Happy Fun Baby and I went out to meet the grandparents on their last day in Portland. The plan was to meet Not So, have lunch and show off the new office space (which, currently, is more space than office). I was feeling pretty good; my once-over in the mirror before I left the house didn’t make me cringe, I had on my new teal Old Navy hooded longsleeve tee shirt (I hesitate to call it a hoodie, since the fabric is thin enough to see through) with a tank top underneath (in case it suddenly got hot, or something) and the necklace I got in Mexico. Short version: I looked cute. Kind of. And of course I had the baby, who is the best accessory of all.
We got off the bus with about 15 minutes to spare, so I thought I’d go over to Nordstrom and use the bathroom. The Nordstrom bathrooms are the nicest in town, and they have a nice little lounge which is perfect for nursing the baby. I took my time walking through the store; the kid was fast asleep in the stroller and I felt all cosmopolitan mom in my cute not-a-hoodie. Plus I hadn’t been window-shopping in a while. Did you know that Calvin Klein has some seriously adorable screened tee shirts that are cut long, so as to disguise the post-pregnancy belly? Because they do. Oh yes.

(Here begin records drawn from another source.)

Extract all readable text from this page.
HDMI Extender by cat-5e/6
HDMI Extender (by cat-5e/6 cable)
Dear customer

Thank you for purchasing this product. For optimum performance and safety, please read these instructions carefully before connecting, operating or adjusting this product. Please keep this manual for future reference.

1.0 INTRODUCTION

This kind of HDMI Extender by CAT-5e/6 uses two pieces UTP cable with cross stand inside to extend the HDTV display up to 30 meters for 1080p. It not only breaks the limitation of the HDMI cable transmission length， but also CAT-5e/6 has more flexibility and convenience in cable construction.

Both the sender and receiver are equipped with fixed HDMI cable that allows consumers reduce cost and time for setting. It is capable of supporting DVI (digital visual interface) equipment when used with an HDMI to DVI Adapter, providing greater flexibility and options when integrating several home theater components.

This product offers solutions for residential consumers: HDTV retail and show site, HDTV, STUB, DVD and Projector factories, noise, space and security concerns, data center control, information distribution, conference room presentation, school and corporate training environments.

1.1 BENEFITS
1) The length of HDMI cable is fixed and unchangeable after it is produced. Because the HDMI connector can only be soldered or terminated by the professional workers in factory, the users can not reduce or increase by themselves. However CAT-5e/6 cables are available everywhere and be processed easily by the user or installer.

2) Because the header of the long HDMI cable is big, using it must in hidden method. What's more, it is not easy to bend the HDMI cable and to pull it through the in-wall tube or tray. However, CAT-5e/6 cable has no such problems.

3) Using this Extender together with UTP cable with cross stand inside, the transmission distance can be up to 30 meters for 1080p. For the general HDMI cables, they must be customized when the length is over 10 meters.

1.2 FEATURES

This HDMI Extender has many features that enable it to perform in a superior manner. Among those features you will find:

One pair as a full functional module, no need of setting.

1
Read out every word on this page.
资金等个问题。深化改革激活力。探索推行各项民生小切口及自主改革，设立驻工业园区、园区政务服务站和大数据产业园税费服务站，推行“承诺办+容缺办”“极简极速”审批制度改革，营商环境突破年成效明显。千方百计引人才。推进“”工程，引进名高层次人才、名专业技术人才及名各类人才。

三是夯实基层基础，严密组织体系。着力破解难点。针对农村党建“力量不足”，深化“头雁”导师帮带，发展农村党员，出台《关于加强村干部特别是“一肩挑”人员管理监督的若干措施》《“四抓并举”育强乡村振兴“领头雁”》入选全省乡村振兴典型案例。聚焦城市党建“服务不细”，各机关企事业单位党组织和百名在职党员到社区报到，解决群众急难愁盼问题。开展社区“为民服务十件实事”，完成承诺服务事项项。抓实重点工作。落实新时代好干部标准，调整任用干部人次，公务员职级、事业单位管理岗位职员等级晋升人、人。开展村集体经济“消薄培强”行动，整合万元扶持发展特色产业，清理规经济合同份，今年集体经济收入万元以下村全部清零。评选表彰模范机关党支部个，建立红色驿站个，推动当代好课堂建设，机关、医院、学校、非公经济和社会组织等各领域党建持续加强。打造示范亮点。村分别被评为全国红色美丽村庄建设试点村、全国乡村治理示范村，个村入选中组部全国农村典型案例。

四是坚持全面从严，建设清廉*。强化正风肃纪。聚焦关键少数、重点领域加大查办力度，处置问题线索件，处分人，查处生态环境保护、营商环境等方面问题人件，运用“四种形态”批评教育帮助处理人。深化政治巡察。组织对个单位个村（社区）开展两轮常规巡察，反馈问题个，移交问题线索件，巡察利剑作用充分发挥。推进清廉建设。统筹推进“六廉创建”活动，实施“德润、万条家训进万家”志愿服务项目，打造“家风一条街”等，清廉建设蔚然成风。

Eventually (okay, five minutes later…my browsing prowess is on the wane) I made it to the women’s lounge, where I caught sight of my reflection. Cute! Except for that drool spot on the front of my hoodie. Ah, the perils of having a baby…
…wait a minute. The baby’s been sleeping in the stroller. Any drool would have dried by now.
With a creeping sense of horror, I realized that my left breast was leaking. Like a faucet. And I’d been walking around with a big, target-like wet spot right smack over my left nipple.
So much for cosmopolitan mom, right?
I won’t traumatize you with the details of how I shoved paper towels in my bra and then splashed water all over the front of my shirt to make it appear that I was not overly lactation-tastic, only very, very clumsy. Oh wait! I just did. I don’t know if it fooled anyone, but it made me feel better. Good thing, since I then had to go meet the in-laws, who (of course!) were early, just in case I’d entertained notions of running over to Rite Aid in search of breast pads. Or buying a new shirt. Which did occur to me.
Oh well, right? Lunch was lovely, the child was cooed over, and no one mentioned the fact that I’d apparently spilled water all over myself. Good times.